Now, bright light does not have to mean glaring light. You want to have a mixed series of sources to throw light in different ways around the room. A chandelier or a pendant fixture or two will act as the beacons to lure your guests in. They don’t have to emit a lot of illumination, they act more as the visual sparkle. They also help create a more human scale to a space that has high or sloped ceilings. They make a big room feel cozier.
Table lamps and floor lamps will create little islands of illumination around seating areas. Think of them as the modern-day equivalent of campfires. People love to gather around a campfire. Also, add some directed light, coming from recessed fixtures or track lighting to highlight art, tabletops, plants and sculpture. This accent illumination creates visual interest and adds one more layer of intriguing luminance to the living room.

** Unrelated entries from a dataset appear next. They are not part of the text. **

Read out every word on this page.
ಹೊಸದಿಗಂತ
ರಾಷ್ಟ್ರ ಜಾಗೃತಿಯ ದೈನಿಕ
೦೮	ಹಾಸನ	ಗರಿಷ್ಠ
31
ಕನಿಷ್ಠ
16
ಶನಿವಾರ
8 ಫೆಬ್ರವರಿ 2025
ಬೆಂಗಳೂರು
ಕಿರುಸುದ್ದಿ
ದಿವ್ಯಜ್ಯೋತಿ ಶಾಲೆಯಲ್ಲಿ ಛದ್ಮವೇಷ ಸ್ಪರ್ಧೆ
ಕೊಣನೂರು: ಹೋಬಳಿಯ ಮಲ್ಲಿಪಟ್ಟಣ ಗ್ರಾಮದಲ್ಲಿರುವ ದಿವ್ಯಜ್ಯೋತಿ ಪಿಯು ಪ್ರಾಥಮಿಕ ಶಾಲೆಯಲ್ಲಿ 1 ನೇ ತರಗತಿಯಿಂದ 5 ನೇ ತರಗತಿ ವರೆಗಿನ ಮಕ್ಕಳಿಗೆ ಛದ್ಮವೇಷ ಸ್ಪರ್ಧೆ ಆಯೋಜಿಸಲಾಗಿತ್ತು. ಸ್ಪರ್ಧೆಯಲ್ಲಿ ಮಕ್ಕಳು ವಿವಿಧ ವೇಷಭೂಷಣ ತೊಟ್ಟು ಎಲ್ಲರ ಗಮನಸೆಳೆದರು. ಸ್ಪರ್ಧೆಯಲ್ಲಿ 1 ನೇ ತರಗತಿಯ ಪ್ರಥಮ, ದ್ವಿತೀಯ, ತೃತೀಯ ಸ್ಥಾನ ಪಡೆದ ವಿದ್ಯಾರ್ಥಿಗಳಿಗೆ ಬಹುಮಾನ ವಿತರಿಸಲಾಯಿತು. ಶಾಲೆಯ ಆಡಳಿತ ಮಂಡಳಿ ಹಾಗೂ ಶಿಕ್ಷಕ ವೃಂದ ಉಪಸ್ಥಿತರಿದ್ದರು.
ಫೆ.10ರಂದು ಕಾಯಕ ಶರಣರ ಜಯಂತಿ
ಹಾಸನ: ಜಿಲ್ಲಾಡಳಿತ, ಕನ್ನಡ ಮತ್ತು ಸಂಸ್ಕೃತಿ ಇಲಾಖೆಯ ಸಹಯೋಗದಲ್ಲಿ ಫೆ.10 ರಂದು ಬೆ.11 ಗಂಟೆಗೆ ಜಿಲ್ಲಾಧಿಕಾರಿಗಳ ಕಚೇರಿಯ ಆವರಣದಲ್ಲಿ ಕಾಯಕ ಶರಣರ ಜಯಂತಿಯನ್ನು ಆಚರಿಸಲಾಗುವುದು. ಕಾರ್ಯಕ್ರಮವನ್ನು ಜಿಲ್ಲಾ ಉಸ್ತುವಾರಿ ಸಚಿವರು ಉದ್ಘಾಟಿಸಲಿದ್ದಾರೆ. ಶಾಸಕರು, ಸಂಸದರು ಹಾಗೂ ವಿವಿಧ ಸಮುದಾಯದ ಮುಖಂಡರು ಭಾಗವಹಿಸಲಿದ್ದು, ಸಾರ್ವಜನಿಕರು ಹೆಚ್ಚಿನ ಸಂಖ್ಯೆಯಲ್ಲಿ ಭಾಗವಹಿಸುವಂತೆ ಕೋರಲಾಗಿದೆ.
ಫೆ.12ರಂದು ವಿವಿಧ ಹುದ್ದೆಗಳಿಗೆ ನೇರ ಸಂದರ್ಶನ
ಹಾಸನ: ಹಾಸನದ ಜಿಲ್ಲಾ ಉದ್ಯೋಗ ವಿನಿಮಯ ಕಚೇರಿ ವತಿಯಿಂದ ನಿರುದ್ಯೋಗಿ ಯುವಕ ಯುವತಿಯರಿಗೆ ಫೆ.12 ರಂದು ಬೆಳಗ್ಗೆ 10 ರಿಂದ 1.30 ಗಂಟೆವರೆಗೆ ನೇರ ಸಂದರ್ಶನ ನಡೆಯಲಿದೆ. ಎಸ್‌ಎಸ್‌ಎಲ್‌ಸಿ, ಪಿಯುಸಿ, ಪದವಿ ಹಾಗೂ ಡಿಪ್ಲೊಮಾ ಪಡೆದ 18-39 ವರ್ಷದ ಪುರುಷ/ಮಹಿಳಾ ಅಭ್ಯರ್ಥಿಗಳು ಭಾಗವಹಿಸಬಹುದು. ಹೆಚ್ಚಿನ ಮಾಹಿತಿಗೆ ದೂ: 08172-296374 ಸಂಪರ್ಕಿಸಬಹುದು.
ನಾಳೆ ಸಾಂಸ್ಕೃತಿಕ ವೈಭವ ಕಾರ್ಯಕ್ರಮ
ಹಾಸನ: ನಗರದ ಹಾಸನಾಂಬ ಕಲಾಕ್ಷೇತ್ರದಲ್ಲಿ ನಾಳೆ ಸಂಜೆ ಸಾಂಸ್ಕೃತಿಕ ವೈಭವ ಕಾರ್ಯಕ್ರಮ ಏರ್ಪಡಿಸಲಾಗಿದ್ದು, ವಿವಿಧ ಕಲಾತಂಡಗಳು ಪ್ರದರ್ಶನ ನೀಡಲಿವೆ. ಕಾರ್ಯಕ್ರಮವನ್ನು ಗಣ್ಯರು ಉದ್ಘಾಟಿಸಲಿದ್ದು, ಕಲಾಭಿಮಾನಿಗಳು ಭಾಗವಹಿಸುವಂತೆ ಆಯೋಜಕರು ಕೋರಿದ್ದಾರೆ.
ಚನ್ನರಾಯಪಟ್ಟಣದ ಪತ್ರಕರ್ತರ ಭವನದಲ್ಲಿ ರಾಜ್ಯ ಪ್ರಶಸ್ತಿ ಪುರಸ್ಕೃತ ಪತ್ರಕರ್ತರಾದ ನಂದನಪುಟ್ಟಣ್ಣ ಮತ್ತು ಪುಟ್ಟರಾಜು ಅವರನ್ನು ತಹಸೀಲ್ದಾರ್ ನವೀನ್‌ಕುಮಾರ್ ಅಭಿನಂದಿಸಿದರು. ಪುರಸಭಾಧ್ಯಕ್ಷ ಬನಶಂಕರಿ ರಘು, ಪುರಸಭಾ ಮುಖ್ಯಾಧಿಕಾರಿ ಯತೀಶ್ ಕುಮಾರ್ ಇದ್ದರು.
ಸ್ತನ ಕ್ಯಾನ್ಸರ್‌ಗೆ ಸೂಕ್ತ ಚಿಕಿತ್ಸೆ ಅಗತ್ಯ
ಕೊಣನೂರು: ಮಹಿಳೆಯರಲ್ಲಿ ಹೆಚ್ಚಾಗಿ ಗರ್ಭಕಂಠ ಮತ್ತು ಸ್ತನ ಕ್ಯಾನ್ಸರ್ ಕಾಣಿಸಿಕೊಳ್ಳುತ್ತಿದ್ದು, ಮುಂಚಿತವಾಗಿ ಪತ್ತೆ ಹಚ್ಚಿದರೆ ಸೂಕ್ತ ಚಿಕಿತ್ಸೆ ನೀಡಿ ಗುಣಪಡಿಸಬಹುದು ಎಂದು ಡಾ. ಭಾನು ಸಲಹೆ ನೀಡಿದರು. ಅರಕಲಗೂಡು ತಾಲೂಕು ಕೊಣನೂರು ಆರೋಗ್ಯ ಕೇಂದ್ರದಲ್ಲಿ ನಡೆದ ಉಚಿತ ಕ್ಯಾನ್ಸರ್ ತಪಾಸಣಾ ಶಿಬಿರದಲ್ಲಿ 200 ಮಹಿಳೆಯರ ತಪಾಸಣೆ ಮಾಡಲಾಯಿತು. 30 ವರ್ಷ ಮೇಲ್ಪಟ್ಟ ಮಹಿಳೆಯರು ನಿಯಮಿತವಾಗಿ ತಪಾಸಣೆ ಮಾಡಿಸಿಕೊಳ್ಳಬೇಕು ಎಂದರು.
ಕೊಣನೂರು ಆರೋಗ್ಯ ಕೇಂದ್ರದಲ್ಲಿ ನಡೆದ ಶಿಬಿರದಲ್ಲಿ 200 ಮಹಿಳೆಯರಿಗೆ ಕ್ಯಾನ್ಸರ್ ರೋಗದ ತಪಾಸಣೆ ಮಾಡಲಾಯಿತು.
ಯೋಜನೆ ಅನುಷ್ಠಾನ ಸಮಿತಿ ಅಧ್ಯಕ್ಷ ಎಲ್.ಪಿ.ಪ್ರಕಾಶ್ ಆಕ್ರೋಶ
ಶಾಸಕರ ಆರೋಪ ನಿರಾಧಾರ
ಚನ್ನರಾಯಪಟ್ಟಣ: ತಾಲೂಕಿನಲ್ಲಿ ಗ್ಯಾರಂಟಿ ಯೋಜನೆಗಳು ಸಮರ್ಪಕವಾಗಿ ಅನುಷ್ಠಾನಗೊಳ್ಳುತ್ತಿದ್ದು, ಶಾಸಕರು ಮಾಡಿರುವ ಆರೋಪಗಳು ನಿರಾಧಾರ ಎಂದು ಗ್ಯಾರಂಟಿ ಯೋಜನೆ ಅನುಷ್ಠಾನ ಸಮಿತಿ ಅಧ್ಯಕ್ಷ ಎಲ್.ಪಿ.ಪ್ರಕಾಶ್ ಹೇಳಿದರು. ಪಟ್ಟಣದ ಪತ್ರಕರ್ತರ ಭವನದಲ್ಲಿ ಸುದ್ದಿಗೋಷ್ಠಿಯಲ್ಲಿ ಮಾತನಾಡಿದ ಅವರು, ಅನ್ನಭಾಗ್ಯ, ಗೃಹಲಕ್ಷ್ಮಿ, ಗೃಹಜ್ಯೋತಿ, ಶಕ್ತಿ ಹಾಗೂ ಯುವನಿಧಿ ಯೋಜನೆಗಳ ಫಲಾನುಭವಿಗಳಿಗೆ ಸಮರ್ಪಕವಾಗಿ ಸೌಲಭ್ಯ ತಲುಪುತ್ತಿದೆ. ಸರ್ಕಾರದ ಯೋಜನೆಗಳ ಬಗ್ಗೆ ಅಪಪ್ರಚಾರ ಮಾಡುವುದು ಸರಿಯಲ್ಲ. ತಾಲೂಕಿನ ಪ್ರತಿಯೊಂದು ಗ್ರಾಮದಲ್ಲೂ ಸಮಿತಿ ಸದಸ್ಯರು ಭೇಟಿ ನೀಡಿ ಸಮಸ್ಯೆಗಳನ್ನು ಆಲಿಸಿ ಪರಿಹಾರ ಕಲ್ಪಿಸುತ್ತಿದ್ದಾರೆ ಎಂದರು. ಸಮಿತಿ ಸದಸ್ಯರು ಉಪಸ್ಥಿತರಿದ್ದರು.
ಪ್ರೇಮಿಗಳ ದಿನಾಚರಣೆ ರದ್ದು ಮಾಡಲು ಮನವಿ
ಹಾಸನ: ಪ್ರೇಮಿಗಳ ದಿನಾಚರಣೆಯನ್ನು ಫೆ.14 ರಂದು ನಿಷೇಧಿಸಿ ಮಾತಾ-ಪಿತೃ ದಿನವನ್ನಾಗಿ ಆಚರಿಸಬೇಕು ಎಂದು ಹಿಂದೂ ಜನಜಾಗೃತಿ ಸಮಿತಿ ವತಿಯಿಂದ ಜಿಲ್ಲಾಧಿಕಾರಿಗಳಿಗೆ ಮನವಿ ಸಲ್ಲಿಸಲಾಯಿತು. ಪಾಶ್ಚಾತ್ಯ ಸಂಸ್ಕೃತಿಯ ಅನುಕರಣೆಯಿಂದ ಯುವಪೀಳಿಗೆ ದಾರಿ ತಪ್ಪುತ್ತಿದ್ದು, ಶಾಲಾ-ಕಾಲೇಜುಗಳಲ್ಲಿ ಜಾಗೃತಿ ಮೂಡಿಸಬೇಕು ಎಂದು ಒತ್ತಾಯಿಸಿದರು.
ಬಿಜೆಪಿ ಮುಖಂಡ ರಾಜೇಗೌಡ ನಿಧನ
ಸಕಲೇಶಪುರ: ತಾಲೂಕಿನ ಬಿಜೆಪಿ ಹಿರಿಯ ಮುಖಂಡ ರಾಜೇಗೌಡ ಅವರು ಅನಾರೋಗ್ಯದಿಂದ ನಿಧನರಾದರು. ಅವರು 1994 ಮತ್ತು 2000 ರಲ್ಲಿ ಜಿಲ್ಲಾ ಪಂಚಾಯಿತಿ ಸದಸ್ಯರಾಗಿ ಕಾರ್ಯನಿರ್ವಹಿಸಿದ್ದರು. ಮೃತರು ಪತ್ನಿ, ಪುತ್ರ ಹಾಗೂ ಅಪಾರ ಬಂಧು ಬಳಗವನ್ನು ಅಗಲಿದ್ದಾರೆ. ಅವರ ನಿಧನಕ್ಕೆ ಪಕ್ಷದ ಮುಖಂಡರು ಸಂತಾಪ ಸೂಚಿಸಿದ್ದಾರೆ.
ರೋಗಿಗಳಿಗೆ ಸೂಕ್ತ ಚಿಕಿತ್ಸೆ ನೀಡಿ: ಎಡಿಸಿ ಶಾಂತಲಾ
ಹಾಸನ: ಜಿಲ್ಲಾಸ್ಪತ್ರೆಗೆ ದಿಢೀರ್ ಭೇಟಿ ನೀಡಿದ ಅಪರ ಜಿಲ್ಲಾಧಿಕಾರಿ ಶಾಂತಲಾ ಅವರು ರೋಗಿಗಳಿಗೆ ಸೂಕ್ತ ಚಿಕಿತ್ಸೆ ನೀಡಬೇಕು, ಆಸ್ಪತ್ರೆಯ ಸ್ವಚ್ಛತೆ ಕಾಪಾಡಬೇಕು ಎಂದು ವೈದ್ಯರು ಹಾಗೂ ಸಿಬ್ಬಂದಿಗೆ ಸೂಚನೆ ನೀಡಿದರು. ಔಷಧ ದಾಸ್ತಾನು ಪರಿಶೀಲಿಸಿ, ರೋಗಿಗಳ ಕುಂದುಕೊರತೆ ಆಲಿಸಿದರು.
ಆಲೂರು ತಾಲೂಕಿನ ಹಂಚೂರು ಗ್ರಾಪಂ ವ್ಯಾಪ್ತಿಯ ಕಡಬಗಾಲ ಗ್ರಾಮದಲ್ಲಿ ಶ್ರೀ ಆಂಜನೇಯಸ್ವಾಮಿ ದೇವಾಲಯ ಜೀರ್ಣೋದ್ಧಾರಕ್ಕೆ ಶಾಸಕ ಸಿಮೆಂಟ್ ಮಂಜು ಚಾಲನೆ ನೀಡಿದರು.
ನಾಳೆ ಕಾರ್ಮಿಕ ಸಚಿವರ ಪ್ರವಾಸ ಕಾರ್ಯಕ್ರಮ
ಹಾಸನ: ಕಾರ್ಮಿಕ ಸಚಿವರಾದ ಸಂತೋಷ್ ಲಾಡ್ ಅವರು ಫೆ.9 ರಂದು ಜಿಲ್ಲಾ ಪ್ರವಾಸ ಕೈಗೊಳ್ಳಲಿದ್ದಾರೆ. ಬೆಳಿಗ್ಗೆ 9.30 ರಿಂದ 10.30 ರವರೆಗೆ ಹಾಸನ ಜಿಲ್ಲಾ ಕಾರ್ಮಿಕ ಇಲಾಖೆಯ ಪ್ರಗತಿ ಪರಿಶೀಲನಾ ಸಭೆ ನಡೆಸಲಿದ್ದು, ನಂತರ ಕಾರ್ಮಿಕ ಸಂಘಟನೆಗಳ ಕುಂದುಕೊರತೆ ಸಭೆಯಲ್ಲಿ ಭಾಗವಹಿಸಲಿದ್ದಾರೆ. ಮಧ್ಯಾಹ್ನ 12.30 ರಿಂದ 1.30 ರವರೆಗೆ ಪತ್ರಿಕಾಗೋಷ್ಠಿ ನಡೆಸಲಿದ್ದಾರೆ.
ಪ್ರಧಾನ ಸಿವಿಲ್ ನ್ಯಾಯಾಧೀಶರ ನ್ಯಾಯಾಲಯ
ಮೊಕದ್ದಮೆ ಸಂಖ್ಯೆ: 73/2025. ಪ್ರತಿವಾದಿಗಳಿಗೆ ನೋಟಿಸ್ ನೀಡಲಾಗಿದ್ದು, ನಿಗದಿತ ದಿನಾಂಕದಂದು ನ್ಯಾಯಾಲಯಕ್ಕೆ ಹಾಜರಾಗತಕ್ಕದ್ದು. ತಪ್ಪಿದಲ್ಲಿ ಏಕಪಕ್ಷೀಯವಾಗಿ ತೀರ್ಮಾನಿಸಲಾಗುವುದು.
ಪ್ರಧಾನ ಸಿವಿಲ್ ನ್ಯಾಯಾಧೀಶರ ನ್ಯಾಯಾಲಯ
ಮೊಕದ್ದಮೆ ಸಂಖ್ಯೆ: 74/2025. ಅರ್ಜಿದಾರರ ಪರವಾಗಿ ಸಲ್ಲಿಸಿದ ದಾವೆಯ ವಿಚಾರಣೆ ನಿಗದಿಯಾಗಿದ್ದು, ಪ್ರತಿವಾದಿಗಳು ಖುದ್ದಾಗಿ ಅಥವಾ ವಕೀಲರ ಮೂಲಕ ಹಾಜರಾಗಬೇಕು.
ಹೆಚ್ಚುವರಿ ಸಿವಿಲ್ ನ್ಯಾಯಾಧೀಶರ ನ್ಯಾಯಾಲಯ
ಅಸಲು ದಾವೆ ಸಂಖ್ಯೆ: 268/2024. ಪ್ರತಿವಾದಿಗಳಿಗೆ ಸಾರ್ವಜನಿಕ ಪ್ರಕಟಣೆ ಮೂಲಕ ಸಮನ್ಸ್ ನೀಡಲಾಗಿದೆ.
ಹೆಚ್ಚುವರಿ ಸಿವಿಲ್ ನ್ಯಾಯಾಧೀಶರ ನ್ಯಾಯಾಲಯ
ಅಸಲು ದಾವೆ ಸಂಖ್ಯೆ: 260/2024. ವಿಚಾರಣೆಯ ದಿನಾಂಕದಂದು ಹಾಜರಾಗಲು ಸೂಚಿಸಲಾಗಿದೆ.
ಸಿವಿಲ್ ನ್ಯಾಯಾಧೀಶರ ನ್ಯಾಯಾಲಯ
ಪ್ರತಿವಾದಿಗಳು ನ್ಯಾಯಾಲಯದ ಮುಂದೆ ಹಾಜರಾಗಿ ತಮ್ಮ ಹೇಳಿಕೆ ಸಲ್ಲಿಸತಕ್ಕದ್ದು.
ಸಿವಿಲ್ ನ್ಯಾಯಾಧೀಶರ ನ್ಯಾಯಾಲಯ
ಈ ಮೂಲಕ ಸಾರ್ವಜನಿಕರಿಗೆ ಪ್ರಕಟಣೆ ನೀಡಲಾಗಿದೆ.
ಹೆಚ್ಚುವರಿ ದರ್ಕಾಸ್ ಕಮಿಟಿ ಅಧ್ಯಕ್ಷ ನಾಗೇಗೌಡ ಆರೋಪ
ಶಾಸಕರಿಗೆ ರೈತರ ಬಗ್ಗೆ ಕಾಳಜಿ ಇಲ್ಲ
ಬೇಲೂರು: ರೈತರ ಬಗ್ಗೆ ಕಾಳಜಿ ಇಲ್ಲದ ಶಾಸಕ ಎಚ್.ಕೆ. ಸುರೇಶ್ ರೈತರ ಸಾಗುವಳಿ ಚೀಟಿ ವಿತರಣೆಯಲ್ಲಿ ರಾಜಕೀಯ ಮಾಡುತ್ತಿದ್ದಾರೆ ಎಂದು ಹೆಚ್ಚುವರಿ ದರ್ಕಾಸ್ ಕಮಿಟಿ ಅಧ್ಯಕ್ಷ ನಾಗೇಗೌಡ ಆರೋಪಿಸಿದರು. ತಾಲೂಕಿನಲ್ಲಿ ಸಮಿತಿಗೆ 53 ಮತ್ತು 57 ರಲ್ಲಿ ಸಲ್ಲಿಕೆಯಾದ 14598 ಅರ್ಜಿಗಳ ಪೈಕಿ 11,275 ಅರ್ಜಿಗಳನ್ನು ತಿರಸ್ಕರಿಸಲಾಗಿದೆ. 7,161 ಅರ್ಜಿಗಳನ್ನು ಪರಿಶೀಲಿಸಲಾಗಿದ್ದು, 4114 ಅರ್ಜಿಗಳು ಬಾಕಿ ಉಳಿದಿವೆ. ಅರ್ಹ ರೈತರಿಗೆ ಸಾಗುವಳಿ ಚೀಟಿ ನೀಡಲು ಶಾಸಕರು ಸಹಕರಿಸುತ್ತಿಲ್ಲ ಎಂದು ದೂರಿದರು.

TIP 2: Make them feel pretty
Above all, add some ambient light. This is indirect lighting that’s bounced off the ceiling. What this does is create a soft overall warmth to the space and complementary illumination for people’s faces. They will look younger and those people that they’ve been living with forever will suddenly look the best they have in years. This is even before the cocktails start to flow.
Ambient light can be created with different methods. One way is to install cove lighting or cantilever detail around the room with LED lighting tucked inside. You can also install linear LED lighting on top of tall pieces of furniture like armoires or bookcases. Another method would be to install wall sconces that project light upwards. If you want something that doesn’t involve an electrician or contractor, you can buy a pair of torchière lamps, placing them at either end of the room flanking a sofa or a console.
In the olden days (up until about five years ago) linear fluorescents or strip lights fitted with halogen bulbs were used to create this fill light. Now, linear LEDs fit this role to a tee. They are tiny, easy to install, last a long time and save energy. I recommend using a color temperature between 2700K and 2150K. What I’m seeing more of are the warm-dim versions of LED strip lights that go from 3000K down to 2150K. Remember, without warm-dim technology, LEDs will just get less bright, they won’t get warmer in color as incandescents would. No matter which route you go, make sure the CRI is 90 or higher. This just gooses the color quality even closer to the feel of incandescent.
TIP 3: It’s all about control
Don’t forget the dimmers — they’re well worth the investment. It allows you to set the scene for entertaining or just day-to-day living. You can also adjust the light levels as it begins to get darker outside. If you’re using LED sources, which I hope you are, make sure that you get dimmers that are compatible with the light source you’ve selected. Many manufacturers will list the dimmers that are compatible with their products on their website and spec sheets. Some dimming manufacturers, such as Lutron, will test other company’s products and then list which of their dimmers and dimming systems work best.
The challenge here is that the LED companies are continuing to upgrade their components, so what worked before may not work in the future. There are some very good and reasonably priced wireless dimming systems that people can purchase and install themselves. They can even download an app that allows them to control the lights from their mobile devices. How cool is that?!